適度のウォーキングによってアルツハイマー病の進行を遅らせられるかも FACEBORN/SHUTTERSTOCK
<1日1万歩は難しいけれど、その半分なら...そう思う人に朗報だ。無理のないペースで歩く習慣を持つだけで、アルツハイマー病の進行を数年単位で遅らせられる可能性があるという>
1日1万歩はきついけれど、その半分くらいなら私にも......と思っているあなたに朗報。無理せず適度に歩くことを習慣にすれば、アルツハイマー病の進行を何年か遅らせられる可能性があるという。
米ハーバード大学系列のマサチューセッツ総合病院の研究チームが学術誌ネイチャー・メディシンに11月3日付で発表した論文によれば、アルツハイマー病への関与が疑われるアミロイドβ(タンパク質の一種)の蓄積が始まっている高齢者でも、適度な散歩をしている人は、そうでない人に比べて認知機能の低下ペースが遅いという。

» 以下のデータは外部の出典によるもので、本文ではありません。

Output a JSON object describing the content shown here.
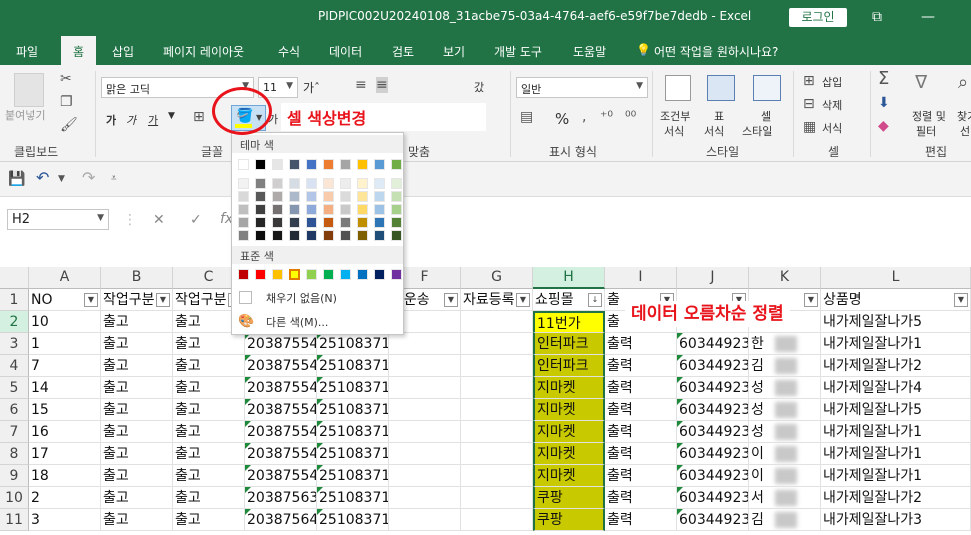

今回の研究では、まだ認知機機能障害の出ていない数百人の高齢者を最長14年にわたり追跡調査した。すると、毎日3000~5000歩ほど歩いている人は、そうでない人に比べて認知機能低下の進行が平均3年ほど遅く、1日5000~7500歩の人では7年ほど遅かった。
一方、あまり動かない人では、認知機能の低下を招くタンパク質タウの蓄積が著しく進み、認知機能や生活の質の低下も顕著だった。
「まず言えるのは、アミロイドβ蓄積量の差異では認知力低下との関連を説明できないということだ」と、論文の筆頭著者のワイイン・ウェンディ・ヤウ医師は言う。
「ただしアミロイドβ蓄積量が同じであれば、歩数が多い人ほど悪玉タウの蓄積が遅くなり、従って認知機能の低下ペースも遅くなる」
また論文の共著者のジャスミール・チャトワル医師は報道発表で、「アルツハイマー病の発症条件がそろっている人の中でも、認知機能低下の速度に違いがあるのはなぜか。どうやらこの病気の最初期では、ライフスタイルを変えることで症状の発現を遅らせることができるようだ。もちろん早めに変えることが大事だが」と述べている。
毎日の積み重ねが重要
今回の調査対象となったのは、まだ症状の出ていない50~90歳の296人。まず脳内のアミロイドβとタウの蓄積量をPETスキャンで測定し、その後はベルトに付けた歩数計で参加者の身体活動レベルを評価した。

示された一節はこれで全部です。